You can always get what you want

         The timing couldn’t have been better for Emma, a retired 65 year old workaholic who had watched the world and its biological opportunities fly past from the corner office of a shiny Dallas high rise. The problem was never money, her being an executive VP of sales and all, but rather one of government. The little foreigners in lab coats had made astounding progress over the past twenty years, enough to meet her exceptionally high standards, but the pessimistic hacks filling review boards and scientific committees just wouldn’t get out of the way. But now there was a very real chance to obtain something that satisfied her each and every whim perfectly, something she desired and therefore, by definition, required. In the office Emma was known for getting what she wanted.

         For her husband Harold the timing was not inopportune. Retired from a power career as a prosecutor following a nasty (but warranted) ethics investigation, he found himself with little to do but golf, struggle through crosswords, and monitor the state’s predator website as head of the neighborhood Crime Watch program. With Emma loudly and relentlessly redecorating, replacing floorboards in the foyer with faux Italian marble from China and building a koi pond on the back terrace, Harold was amenable to change, given it was quiet.

         So the dreadfully deep recession of ’09 and ’10 (which touched even them, temporarily interrupting the landscaping) offered up a most welcome opportunity. The President, a skinny man who to Harold’s surprise “spoke english quite well,” opened the floodgates to pent up innovation. A hastily passed law allowed tax breaks and other incentives to companies willing to “harness emerging technologies and drive the innovation of the 21st century”. It wasn’t long before Emma received the email that would change everything forever.
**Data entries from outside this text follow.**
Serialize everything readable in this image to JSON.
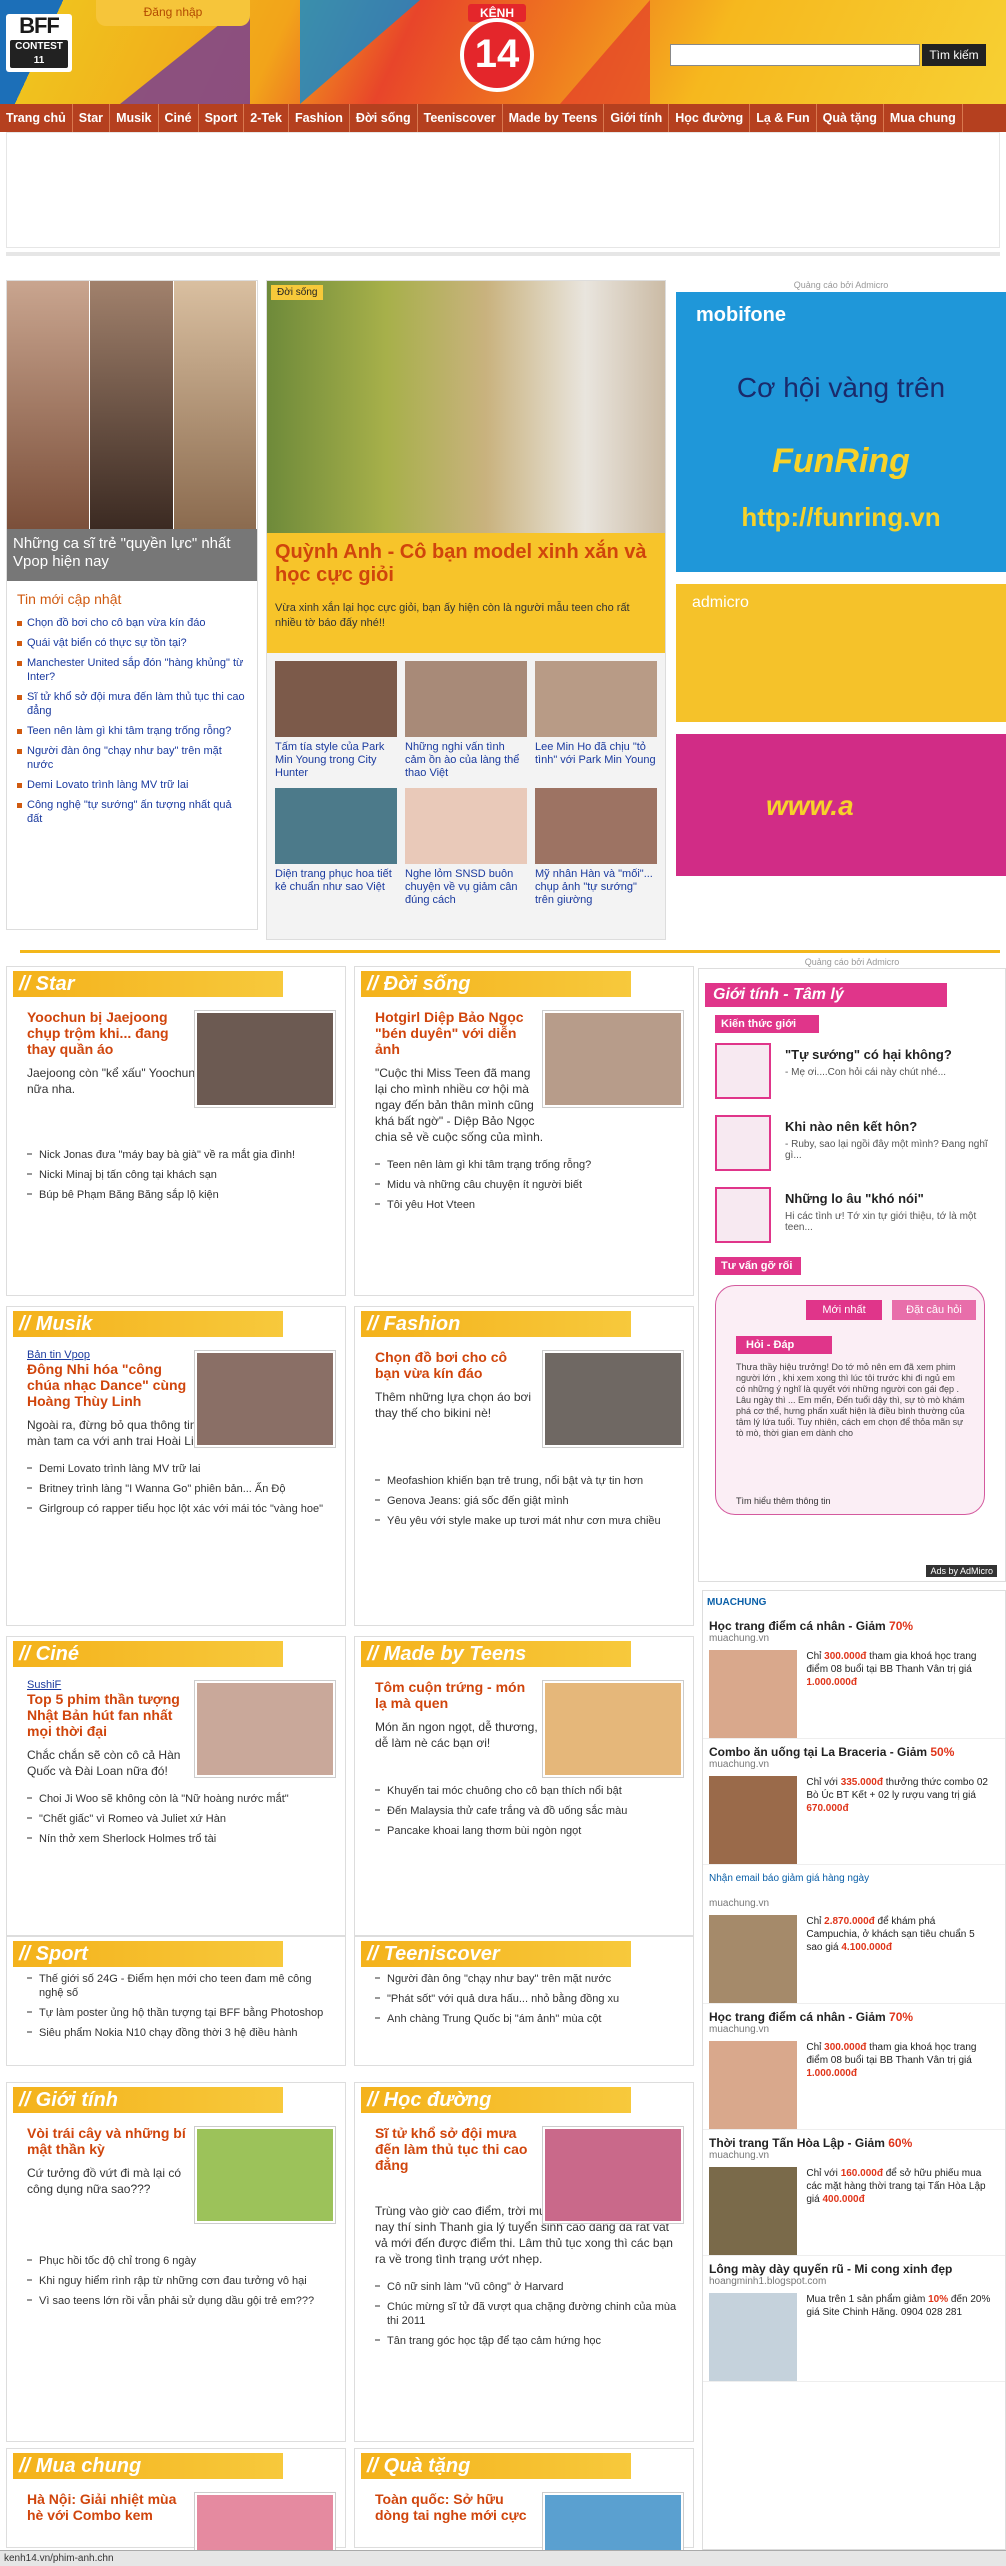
{
  "header": {
    "login": "Đăng nhập",
    "bff_line1": "BFF",
    "bff_line2": "CONTEST 11",
    "logo_top": "KÊNH",
    "logo_num": "14",
    "search_button": "Tìm kiếm"
  },
  "nav": [
    "Trang chủ",
    "Star",
    "Musik",
    "Ciné",
    "Sport",
    "2-Tek",
    "Fashion",
    "Đời sống",
    "Teeniscover",
    "Made by Teens",
    "Giới tính",
    "Học đường",
    "Lạ & Fun",
    "Quà tặng",
    "Mua chung"
  ],
  "left": {
    "caption": "Những ca sĩ trẻ \"quyền lực\" nhất Vpop hiện nay",
    "updates_title": "Tin mới cập nhật",
    "updates": [
      "Chọn đồ bơi cho cô bạn vừa kín đáo",
      "Quái vật biển có thực sự tồn tại?",
      "Manchester United sắp đón \"hàng khủng\" từ Inter?",
      "Sĩ tử khổ sở đội mưa đến làm thủ tục thi cao đẳng",
      "Teen nên làm gì khi tâm trạng trống rỗng?",
      "Người đàn ông \"chạy như bay\" trên mặt nước",
      "Demi Lovato trình làng MV trữ lai",
      "Công nghệ \"tự sướng\" ấn tượng nhất quả đất"
    ]
  },
  "feature": {
    "tag": "Đời sống",
    "title": "Quỳnh Anh - Cô bạn model xinh xắn và học cực giỏi",
    "desc": "Vừa xinh xắn lại học cực giỏi, bạn ấy hiện còn là người mẫu teen cho rất nhiều tờ báo đấy nhé!!",
    "items": [
      "Tấm tía style của Park Min Young trong City Hunter",
      "Những nghi vấn tình cảm ồn ào của làng thể thao Việt",
      "Lee Min Ho đã chịu \"tỏ tình\" với Park Min Young",
      "Diện trang phục hoa tiết kẻ chuẩn như sao Việt",
      "Nghe lỏm SNSD buôn chuyện về vụ giảm cân đúng cách",
      "Mỹ nhân Hàn và \"mối\"... chụp ảnh \"tự sướng\" trên giường"
    ]
  },
  "ads": {
    "label": "Quảng cáo bởi Admicro",
    "mobifone": "mobifone",
    "co_hoi": "Cơ hội vàng trên",
    "funring": "FunRing",
    "url": "http://funring.vn",
    "admicro": "admicro",
    "www": "www.a"
  },
  "sections": [
    {
      "title": "// Star",
      "src": "",
      "headline": "Yoochun bị Jaejoong chụp trộm khi... đang thay quần áo",
      "desc": "Jaejoong còn \"kể xấu\" Yoochun nữa nha.",
      "links": [
        "Nick Jonas đưa \"máy bay bà già\" về ra mắt gia đình!",
        "Nicki Minaj bị tấn công tại khách sạn",
        "Búp bê Phạm Băng Băng sắp lộ kiện"
      ]
    },
    {
      "title": "// Đời sống",
      "src": "",
      "headline": "Hotgirl Diệp Bảo Ngọc \"bén duyên\" với diễn ảnh",
      "desc": "\"Cuộc thi Miss Teen đã mang lại cho mình nhiều cơ hội mà ngay đến bản thân mình cũng khá bất ngờ\" - Diệp Bảo Ngọc chia sẻ về cuộc sống của mình.",
      "links": [
        "Teen nên làm gì khi tâm trạng trống rỗng?",
        "Midu và những câu chuyện ít người biết",
        "Tôi yêu Hot Vteen"
      ]
    },
    {
      "title": "// Musik",
      "src": "Bản tin Vpop",
      "headline": "Đông Nhi hóa \"công chúa nhạc Dance\" cùng Hoàng Thùy Linh",
      "desc": "Ngoài ra, đừng bỏ qua thông tin Dương Triệu Vũ sẽ có màn tam ca với anh trai Hoài Linh và Mr. Đàm.",
      "links": [
        "Demi Lovato trình làng MV trữ lai",
        "Britney trình làng \"I Wanna Go\" phiên bản... Ấn Độ",
        "Girlgroup có rapper tiểu học lột xác với mái tóc \"vàng hoe\""
      ]
    },
    {
      "title": "// Fashion",
      "src": "",
      "headline": "Chọn đồ bơi cho cô bạn vừa kín đáo",
      "desc": "Thêm những lựa chọn áo bơi thay thế cho bikini nè!",
      "links": [
        "Meofashion khiến bạn trẻ trung, nổi bật và tự tin hơn",
        "Genova Jeans: giá sốc đến giật mình",
        "Yêu yêu với style make up tươi mát như cơn mưa chiều"
      ]
    },
    {
      "title": "// Ciné",
      "src": "SushiF",
      "headline": "Top 5 phim thần tượng Nhật Bản hút fan nhất mọi thời đại",
      "desc": "Chắc chắn sẽ còn cô cả Hàn Quốc và Đài Loan nữa đó!",
      "links": [
        "Choi Ji Woo sẽ không còn là \"Nữ hoàng nước mắt\"",
        "\"Chết giấc\" vì Romeo và Juliet xứ Hàn",
        "Nín thở xem Sherlock Holmes trổ tài"
      ]
    },
    {
      "title": "// Made by Teens",
      "src": "",
      "headline": "Tôm cuộn trứng - món lạ mà quen",
      "desc": "Món ăn ngon ngọt, dễ thương, dễ làm nè các bạn ơi!",
      "links": [
        "Khuyến tai móc chuông cho cô bạn thích nổi bật",
        "Đến Malaysia thử cafe trắng và đồ uống sắc màu",
        "Pancake khoai lang thơm bùi ngòn ngọt"
      ]
    },
    {
      "title": "// Sport",
      "src": "",
      "headline": "",
      "desc": "",
      "links": [
        "Thế giới số 24G - Điểm hẹn mới cho teen đam mê công nghệ số",
        "Tự làm poster ủng hộ thần tượng tại BFF bằng Photoshop",
        "Siêu phẩm Nokia N10 chạy đồng thời 3 hệ điều hành"
      ]
    },
    {
      "title": "// Teeniscover",
      "src": "",
      "headline": "",
      "desc": "",
      "links": [
        "Người đàn ông \"chạy như bay\" trên mặt nước",
        "\"Phát sốt\" với quả dưa hấu... nhỏ bằng đồng xu",
        "Anh chàng Trung Quốc bị \"ám ảnh\" mùa cột"
      ]
    },
    {
      "title": "// Giới tính",
      "src": "",
      "headline": "Vòi trái cây và những bí mật thần kỳ",
      "desc": "Cứ tưởng đồ vứt đi mà lại có công dụng nữa sao???",
      "links": [
        "Phục hồi tốc độ chỉ trong 6 ngày",
        "Khi nguy hiểm rình rập từ những cơn đau tưởng vô hại",
        "Vì sao teens lớn rồi vẫn phải sử dụng dầu gội trẻ em???"
      ]
    },
    {
      "title": "// Học đường",
      "src": "",
      "headline": "Sĩ tử khổ sở đội mưa đến làm thủ tục thi cao đẳng",
      "desc": "Trùng vào giờ cao điểm, trời mưa, đường tắc nên sáng nay thí sinh Thanh gia lý tuyển sinh cao đẳng đã rất vất vả mới đến được điểm thi. Lâm thủ tục xong thì các bạn ra về trong tình trạng ướt nhẹp.",
      "links": [
        "Cô nữ sinh làm \"vũ công\" ở Harvard",
        "Chúc mừng sĩ tử đã vượt qua chặng đường chinh của mùa thi 2011",
        "Tân trang góc học tập để tạo cảm hứng học"
      ]
    },
    {
      "title": "// Mua chung",
      "src": "",
      "headline": "Hà Nội: Giải nhiệt mùa hè với Combo kem",
      "desc": "",
      "links": []
    },
    {
      "title": "// Quà tặng",
      "src": "",
      "headline": "Toàn quốc: Sở hữu dòng tai nghe mới cực",
      "desc": "",
      "links": []
    }
  ],
  "gioitinh": {
    "label": "Quảng cáo bởi Admicro",
    "title": "Giới tính - Tâm lý",
    "sub": "Kiến thức giới tính",
    "qs": [
      {
        "h": "\"Tự sướng\" có hại không?",
        "p": "- Mẹ ơi....Con hỏi cái này chút nhé..."
      },
      {
        "h": "Khi nào nên kết hôn?",
        "p": "- Ruby, sao lại ngồi đây một mình? Đang nghĩ gì..."
      },
      {
        "h": "Những lo âu \"khó nói\"",
        "p": "Hi các tình ư! Tớ xin tự giới thiệu, tớ là một teen..."
      }
    ],
    "tuvan": "Tư vấn gỡ rối",
    "tab1": "Mới nhất",
    "tab2": "Đặt câu hỏi",
    "hoidap": "Hỏi - Đáp",
    "qa": "Thưa thầy hiệu trưởng! Do tớ mỏ nên em đã xem phim người lớn , khi xem xong thì lúc tôi trước khi đi ngủ em có những ý nghĩ là quyết với những người con gái đẹp . Lâu ngày thì ... Em mến, Đến tuổi dậy thì, sự tò mò khám phá cơ thể, hưng phấn xuất hiện là điều bình thường của tâm lý lứa tuổi. Tuy nhiên, cách em chọn để thỏa mãn sự tò mò, thời gian em dành cho",
    "foot": "Tìm hiểu thêm thông tin",
    "ads": "Ads by AdMicro"
  },
  "muachung": {
    "logo": "MUACHUNG",
    "items": [
      {
        "title": "Học trang điểm cá nhân - Giảm ",
        "pct": "70%",
        "site": "muachung.vn",
        "price": "300.000đ",
        "text": " tham gia khoá học trang điểm 08 buổi tại BB Thanh Vân trị giá ",
        "orig": "1.000.000đ",
        "pre": "Chỉ "
      },
      {
        "title": "Combo ăn uống tại La Braceria - Giảm ",
        "pct": "50%",
        "site": "muachung.vn",
        "price": "335.000đ",
        "text": " thưởng thức combo 02 Bò Úc BT Kết + 02 ly rượu vang trị giá ",
        "orig": "670.000đ",
        "pre": "Chỉ với "
      }
    ],
    "newsletter": "Nhận email báo giảm giá hàng ngày",
    "items2": [
      {
        "title": "",
        "pct": "",
        "site": "muachung.vn",
        "price": "2.870.000đ",
        "text": " để khám phá Campuchia, ở khách sạn tiêu chuẩn 5 sao giá ",
        "orig": "4.100.000đ",
        "pre": "Chỉ "
      },
      {
        "title": "Học trang điểm cá nhân - Giảm ",
        "pct": "70%",
        "site": "muachung.vn",
        "price": "300.000đ",
        "text": " tham gia khoá học trang điểm 08 buổi tại BB Thanh Vân trị giá ",
        "orig": "1.000.000đ",
        "pre": "Chỉ "
      },
      {
        "title": "Thời trang Tấn Hòa Lập - Giảm ",
        "pct": "60%",
        "site": "muachung.vn",
        "price": "160.000đ",
        "text": " để sở hữu phiếu mua các mặt hàng thời trang tại Tấn Hòa Lập giá ",
        "orig": "400.000đ",
        "pre": "Chỉ với "
      },
      {
        "title": "Lông mày dày quyến rũ - Mi cong xinh đẹp",
        "pct": "",
        "site": "hoangminh1.blogspot.com",
        "price": "10%",
        "text": " đến 20% giá Site Chinh Hãng. 0904 028 281",
        "orig": "",
        "pre": "Mua trên 1 sản phẩm giảm "
      }
    ]
  },
  "status": "kenh14.vn/phim-anh.chn"
}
         The pitch from Embryonic Research Resources was bold and confident, a powerful reminder of the unfettered market Emma so greatly admired. Send the visionless dolts out to pasture, she thought while sitting in front of the flat screen in her redesigned office, and good things like this can happen. Here are the real men we need, the modern-day Magellans that once made this country great. Emma clicked on the Yes We Can button without hesitation, knowing that Harold would share in the excitement. Given the threat of more remodeling in the pipeline, he didn’t really have a choice.

* * * *

         The sleek Aeroliner picks up Harold and Emma on a muggy, overcast Texas day and whisks them off to the ERR headquarters on the outskirts of Boston. The soup outside is no match for Emma’s buoyant thoughts, which cut through the gloom with a rapid fire succession of possible baby names. This, she thinks while staring out the window, really is a bold and brilliant new day unlike any that have come before. Lost in thought she barely notices the time passed as the plane touches down a few hours later.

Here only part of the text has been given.